"Aspettando il Salone internazionale del Libro di Torino: trent'anni e non sentirli": qualche giorno fa il portale di un importante istituto culturale nazionale ha intitolato così un articolo che annunciava l'evento adesso in corso.
Impossibile dire a chi, nella prosa gazzettiera, si debba il conio dell'espressione "X anni e non sentirli" per celebrare anniversari di personalità (o di personaggi) della scena pubblica e, conseguentemente, di iniziative, di istituti e di tutto il resto di cui possa farsi prosopopea.
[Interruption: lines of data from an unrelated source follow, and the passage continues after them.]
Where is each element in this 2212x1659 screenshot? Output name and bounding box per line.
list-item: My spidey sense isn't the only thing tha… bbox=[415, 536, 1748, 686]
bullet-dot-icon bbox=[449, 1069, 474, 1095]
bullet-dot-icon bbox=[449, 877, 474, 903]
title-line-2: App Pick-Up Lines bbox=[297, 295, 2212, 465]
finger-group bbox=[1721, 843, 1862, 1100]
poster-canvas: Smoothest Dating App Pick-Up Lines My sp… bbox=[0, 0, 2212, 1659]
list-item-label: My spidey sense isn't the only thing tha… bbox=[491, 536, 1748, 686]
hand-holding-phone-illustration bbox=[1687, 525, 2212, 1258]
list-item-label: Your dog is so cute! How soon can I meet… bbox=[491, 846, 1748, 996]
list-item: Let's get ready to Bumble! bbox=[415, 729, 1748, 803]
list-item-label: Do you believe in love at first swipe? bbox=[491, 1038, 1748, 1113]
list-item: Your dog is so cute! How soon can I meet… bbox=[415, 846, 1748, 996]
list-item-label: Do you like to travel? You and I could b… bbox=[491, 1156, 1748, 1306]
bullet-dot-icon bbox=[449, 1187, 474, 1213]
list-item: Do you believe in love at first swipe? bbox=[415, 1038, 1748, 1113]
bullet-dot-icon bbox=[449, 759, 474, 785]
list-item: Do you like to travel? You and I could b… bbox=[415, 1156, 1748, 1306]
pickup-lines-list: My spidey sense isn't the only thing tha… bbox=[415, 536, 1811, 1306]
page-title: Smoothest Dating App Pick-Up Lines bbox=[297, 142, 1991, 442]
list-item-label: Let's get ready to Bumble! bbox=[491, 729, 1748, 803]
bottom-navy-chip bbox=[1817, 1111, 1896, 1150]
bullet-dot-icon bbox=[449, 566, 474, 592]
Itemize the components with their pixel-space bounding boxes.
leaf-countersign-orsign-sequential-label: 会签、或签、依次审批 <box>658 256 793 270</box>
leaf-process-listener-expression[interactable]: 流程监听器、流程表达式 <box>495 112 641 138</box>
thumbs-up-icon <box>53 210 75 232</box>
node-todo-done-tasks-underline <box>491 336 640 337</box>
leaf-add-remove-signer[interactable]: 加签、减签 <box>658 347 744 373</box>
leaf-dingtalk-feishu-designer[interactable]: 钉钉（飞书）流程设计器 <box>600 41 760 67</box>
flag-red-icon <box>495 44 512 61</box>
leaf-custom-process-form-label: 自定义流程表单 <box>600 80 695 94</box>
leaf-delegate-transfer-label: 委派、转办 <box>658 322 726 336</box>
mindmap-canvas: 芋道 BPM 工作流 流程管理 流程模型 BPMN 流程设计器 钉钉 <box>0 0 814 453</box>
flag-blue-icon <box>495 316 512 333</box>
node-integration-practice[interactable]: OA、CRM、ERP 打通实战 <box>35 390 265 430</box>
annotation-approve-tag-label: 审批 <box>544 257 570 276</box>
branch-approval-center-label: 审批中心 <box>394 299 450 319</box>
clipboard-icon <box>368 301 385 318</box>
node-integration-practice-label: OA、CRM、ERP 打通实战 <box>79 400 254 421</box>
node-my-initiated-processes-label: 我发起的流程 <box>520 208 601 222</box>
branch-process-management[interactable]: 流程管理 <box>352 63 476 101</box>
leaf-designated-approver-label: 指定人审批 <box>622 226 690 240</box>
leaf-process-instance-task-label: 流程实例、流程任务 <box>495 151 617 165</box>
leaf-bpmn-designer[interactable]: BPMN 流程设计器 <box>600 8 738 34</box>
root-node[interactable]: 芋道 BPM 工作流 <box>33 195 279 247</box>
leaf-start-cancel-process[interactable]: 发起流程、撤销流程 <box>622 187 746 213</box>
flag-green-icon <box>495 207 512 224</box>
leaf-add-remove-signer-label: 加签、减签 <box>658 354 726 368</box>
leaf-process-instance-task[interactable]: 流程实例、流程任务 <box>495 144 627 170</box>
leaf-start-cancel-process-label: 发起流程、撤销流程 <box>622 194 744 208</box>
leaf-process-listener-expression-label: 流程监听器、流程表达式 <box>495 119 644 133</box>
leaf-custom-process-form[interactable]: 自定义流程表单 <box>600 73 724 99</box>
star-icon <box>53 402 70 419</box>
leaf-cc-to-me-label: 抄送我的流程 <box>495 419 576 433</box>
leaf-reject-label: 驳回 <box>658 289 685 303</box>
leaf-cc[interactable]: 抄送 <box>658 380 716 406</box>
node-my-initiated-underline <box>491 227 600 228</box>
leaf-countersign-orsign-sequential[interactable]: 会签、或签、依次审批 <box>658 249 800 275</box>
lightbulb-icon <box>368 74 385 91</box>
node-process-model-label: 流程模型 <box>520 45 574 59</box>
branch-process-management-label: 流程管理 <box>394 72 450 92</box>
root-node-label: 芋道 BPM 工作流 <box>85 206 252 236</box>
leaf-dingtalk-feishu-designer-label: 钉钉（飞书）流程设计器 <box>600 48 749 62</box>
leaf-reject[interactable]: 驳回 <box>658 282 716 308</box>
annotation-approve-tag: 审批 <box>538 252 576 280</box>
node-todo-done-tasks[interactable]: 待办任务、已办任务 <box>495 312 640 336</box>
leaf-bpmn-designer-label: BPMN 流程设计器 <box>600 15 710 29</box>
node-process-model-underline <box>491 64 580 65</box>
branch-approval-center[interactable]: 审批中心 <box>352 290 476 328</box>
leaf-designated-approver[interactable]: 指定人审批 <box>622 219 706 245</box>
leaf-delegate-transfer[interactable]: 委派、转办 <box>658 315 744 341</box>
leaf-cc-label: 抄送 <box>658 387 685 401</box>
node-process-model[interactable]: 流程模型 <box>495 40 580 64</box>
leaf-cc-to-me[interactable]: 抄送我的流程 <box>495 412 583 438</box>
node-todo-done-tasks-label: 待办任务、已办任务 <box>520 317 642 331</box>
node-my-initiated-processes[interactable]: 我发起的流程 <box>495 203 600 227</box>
Certo è invece che l'espressione è piaciuta a tanti. Oggi è un topos. La variabile X è da saturare con un aggettivo numerale cardinale. Non con uno qualsiasi, però. Con un numerale che, in riferimento all'esistenza della persona o della cosa celebrata, dica d'una durata, di una resistenza, di una permanenza rimarchevoli. La coordinazione dei due membri è solo formale. Il suo valore è avversativo-concessivo: 'son tanti ma...', 'malgrado siano tanti...'.
Nel caso sia adoperata per celebrare esseri umani, senza dirlo esplicitamente, l'espressione lascia dunque intendere di un arco della vita che, in funzione del tema del discorso, si trova nella sua ineluttabile fase discendente; lascia intendere che si tratta di tradizioni percepite o percepibili come vetuste, nel caso di istituti, di manifestazioni e dell'altro che esorbita dall'umano.
Nello spirito commerciale del tempo, è evidentemente questo il caso della fiera torinese. Al compimento del suo terzo decennio di esistenza, essa conta già tra le cose antiche.